From July 2015, Jamaubaev was the Deputy Head of the Department of Socio-Economic Monitoring of the Administration of the President of the Republic of Kazakhstan until being appointed as the Head of the Department of Socio-Economic Monitoring of the Presidential Administration of Kazakhstan on 2 November 2015.

On 29 November 2018, he was appointed as assistant to the President of Kazakhstan. He was later relieved of this position and went on to become the Executive Secretary of the Ministry of Finance on 22 March 2019.
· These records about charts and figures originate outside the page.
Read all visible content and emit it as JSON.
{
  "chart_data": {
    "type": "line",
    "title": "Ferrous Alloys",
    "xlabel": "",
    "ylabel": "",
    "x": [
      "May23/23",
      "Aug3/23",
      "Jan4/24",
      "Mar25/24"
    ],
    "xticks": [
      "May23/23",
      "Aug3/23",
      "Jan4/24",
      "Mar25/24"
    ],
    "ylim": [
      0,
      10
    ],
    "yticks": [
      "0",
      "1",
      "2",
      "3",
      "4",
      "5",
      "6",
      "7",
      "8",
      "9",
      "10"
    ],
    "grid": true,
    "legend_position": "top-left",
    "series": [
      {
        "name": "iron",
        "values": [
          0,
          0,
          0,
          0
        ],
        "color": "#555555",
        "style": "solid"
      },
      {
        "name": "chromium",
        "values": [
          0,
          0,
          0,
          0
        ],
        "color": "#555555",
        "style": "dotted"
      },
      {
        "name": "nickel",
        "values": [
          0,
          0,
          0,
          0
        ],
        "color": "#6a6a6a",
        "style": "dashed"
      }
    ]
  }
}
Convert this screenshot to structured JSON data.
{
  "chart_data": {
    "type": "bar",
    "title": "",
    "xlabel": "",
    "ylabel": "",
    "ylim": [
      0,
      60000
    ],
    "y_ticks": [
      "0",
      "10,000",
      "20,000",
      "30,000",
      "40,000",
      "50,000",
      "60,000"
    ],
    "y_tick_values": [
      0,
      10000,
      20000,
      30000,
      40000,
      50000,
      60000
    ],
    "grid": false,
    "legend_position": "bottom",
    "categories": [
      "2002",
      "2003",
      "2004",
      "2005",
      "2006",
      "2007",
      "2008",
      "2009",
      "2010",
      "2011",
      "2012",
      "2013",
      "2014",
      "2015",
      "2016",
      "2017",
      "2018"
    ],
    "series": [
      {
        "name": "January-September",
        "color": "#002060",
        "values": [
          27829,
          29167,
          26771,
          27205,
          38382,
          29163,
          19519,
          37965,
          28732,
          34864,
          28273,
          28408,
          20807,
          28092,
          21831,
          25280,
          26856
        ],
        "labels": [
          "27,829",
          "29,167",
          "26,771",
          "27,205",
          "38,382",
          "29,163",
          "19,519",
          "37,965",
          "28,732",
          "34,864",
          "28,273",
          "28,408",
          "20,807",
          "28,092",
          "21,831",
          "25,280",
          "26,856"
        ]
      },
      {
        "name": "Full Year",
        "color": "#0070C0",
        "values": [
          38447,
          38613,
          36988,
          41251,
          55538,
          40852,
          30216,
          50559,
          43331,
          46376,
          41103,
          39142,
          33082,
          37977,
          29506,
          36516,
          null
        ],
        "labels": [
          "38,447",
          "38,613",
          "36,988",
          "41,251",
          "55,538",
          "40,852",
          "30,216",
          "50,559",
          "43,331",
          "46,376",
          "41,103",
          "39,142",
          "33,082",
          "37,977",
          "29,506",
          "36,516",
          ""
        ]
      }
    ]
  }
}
From 18 May 2020 to 6 February 2024, he was served as Minister of Finance under Mamin's cabinet.

Additionally, he has been the Chairman of the Board of Directors of Damu Entrepreneurship Development Fund JSC since 4 May 2022.

On 17 February 2025 by decree of President Tokayev, he was appointed to the newly created position, First Deputy Chairman of the National Bank.